Create custom roles via the UI (with an interactive policy builder and resolved permissions preview) or via API/YAML definitions for "IAM as code" workflows. Authorization groups now support multiple roles, so you can pair a built-in role (like Editor) with a focused custom role that overrides specific permissions. Built-in roles continue to receive new permissions automatically; your custom overrides stay in place.

Permission resolution follows a clear, predictable model: secure by default, most-specific policy wins, and deny beats allow at the same specificity level. Ready-to-use recipes are included for common patterns like restricting billing access, managing sampling data access (grant, deny, or scope to specific domains), and more.

Also included: detailed user and group management pages, a change log for auditing modifications, and comprehensive new enablement docs. Learn more: https://docs.getmontecarlo.com/docs/authorization

Microsoft Teams users can now trigger Monte Carlo's Troubleshooting Agent directly from Teams alerts. When an alert fires, kick off a troubleshooting analysis right where your team is already working. Once complete, a summary of findings is delivered in-thread, along with a link to dive deeper in Monte Carlo.

The Troubleshooting Agent is now a native part of your incident response workflow in Teams, helping you investigate and resolve data issues without context switching.

You can now bring Snowflake Intelligence (Cortex Agents) under Monte Carlo's Agent Observability coverage!

From Settings > Agent Observability, connect a native Cortex Agent by selecting a Snowflake warehouse and choosing from a list of discovered agents -- no custom instrumentation or code changes required.

Once connected, Cortex trace and span data flows in automatically, powering the full Agent Observability experience: trace viewer, conversation viewer, trace dashboards, and all four agent monitor types.

Learn more and get started here: https://docs.getmontecarlo.com/docs/snowflake-intelligence-cortex-agents



Metric monitors now support out-of-the-box ML metrics. Select from prebuilt, industry-standard regression metrics — RMSE, MAE, MAPE, R-Squared, and Mean Error — to measure how far off a model's predictions are, plus classification accuracy to track how often a model gets the right answer.

Just pick the prediction and actual columns, and monitoring is configured in clicks.

Coming soon: out-of-the-box drift detection metrics including PSI, KS Test, and JS Divergence for automatic distribution shift detection

Learn more here: https://docs.getmontecarlo.com/docs/available-metrics#ml-metrics


The Asset Summary tab now surfaces all monitor results and trends in a single view.

Metric monitors, custom SQL, validations, and comparisons appear alongside existing pipeline health signals, each with a time-series chart that respects the global time window.

Inline controls let you switch fields, segments, and variables without leaving the page.

Toggle between a results view and a Monitor list view, and a customization option allows you to choose which monitors to show or hide.



Multi-turn agent interactions can now be viewed as a single, chronological conversation in Trace Explorer.
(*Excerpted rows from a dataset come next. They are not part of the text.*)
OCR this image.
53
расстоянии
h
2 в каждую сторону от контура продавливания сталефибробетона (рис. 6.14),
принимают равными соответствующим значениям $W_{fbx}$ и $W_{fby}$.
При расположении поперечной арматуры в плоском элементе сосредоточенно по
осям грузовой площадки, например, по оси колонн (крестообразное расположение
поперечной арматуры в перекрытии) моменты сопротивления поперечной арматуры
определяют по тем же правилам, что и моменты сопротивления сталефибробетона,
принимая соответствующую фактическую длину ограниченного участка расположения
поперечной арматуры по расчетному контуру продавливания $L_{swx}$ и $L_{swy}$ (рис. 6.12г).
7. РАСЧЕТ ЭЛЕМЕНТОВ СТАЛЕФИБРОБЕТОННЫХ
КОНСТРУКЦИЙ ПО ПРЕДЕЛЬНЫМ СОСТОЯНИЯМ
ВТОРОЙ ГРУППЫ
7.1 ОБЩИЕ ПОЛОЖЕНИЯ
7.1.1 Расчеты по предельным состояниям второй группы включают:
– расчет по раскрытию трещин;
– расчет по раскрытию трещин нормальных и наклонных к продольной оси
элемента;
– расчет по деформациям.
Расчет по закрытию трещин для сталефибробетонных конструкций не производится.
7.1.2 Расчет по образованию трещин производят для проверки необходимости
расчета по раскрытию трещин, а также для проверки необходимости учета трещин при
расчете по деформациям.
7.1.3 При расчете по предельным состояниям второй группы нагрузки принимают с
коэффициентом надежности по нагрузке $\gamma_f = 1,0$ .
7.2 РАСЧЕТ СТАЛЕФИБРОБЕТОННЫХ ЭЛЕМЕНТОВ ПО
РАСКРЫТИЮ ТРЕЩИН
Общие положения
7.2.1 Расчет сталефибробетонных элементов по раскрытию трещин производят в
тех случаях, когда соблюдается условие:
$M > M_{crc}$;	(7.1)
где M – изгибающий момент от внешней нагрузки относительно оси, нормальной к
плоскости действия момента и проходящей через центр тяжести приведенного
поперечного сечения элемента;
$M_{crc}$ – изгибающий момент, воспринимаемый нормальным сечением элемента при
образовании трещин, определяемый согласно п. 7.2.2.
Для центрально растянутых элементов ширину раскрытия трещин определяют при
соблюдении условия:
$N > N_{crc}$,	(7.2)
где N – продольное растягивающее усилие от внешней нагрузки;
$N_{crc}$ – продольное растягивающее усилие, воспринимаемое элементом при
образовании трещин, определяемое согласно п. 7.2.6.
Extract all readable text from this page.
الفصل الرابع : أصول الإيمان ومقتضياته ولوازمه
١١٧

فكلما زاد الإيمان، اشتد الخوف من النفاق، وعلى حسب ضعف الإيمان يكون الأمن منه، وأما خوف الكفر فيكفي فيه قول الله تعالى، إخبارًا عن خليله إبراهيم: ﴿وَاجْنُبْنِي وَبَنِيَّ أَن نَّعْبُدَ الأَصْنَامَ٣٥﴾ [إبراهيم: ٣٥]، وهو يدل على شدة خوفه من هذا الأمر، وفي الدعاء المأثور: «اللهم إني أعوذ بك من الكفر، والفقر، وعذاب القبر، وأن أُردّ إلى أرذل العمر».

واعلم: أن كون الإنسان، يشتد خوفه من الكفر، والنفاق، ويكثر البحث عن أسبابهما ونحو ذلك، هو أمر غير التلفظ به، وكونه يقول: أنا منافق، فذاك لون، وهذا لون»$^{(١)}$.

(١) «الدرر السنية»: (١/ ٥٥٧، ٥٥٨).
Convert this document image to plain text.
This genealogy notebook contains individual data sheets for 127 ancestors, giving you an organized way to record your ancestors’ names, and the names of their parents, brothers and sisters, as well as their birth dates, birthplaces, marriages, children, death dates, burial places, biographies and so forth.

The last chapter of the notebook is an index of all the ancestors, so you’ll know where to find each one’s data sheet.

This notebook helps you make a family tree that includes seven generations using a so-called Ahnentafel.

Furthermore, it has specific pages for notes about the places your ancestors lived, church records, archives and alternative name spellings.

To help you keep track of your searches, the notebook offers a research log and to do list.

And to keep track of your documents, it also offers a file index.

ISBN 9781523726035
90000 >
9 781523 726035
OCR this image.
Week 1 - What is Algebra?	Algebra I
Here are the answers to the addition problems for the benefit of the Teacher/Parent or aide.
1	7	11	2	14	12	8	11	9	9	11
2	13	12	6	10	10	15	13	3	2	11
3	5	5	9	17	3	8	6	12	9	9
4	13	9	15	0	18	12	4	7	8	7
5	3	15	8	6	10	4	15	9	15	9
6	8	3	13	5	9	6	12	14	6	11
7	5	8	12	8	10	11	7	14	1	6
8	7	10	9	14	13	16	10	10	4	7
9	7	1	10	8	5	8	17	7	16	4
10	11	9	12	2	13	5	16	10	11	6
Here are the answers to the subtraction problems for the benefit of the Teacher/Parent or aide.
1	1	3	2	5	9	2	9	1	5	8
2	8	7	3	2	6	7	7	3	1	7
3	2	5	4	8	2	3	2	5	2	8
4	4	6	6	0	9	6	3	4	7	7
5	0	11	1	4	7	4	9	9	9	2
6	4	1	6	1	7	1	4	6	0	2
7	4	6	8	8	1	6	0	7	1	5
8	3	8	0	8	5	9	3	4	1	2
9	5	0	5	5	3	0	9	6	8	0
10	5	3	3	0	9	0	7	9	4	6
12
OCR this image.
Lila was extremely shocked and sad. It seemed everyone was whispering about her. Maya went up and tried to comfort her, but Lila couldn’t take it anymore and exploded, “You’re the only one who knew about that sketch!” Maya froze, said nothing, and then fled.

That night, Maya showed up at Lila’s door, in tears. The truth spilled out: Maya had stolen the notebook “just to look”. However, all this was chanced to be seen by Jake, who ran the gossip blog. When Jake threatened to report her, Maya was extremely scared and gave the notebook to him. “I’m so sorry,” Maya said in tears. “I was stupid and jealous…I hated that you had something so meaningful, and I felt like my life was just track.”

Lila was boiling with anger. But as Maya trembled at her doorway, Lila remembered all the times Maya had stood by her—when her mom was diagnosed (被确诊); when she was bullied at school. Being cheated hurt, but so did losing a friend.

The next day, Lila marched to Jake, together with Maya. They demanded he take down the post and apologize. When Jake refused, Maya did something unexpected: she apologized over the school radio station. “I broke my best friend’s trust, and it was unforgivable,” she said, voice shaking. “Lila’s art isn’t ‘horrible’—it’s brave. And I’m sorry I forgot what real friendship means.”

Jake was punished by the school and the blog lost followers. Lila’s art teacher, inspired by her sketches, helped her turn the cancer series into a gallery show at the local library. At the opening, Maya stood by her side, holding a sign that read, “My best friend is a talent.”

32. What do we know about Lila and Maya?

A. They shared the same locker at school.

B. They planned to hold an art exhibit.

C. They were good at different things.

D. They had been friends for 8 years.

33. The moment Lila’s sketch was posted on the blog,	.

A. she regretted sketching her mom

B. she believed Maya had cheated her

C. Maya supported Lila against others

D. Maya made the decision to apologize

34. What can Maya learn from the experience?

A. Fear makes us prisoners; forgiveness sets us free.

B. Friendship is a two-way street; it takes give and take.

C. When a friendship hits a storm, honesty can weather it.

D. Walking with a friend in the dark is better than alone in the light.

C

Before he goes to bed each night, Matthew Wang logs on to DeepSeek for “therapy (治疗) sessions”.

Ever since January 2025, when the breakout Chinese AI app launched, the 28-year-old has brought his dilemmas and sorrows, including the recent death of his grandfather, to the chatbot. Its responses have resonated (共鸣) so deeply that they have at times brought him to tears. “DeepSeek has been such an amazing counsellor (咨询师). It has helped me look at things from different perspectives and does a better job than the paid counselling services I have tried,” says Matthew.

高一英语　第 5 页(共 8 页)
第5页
Traces sharing a conversation ID are automatically grouped, displaying user messages and agent responses in order with timestamps, role labels, and turn numbers.

Each turn links directly to its underlying trace, and clicking any message opens a detail panel with the full content. This makes it easy to follow the complete back-and-forth of an agent conversation in one place and drill into any individual trace when you need more detail.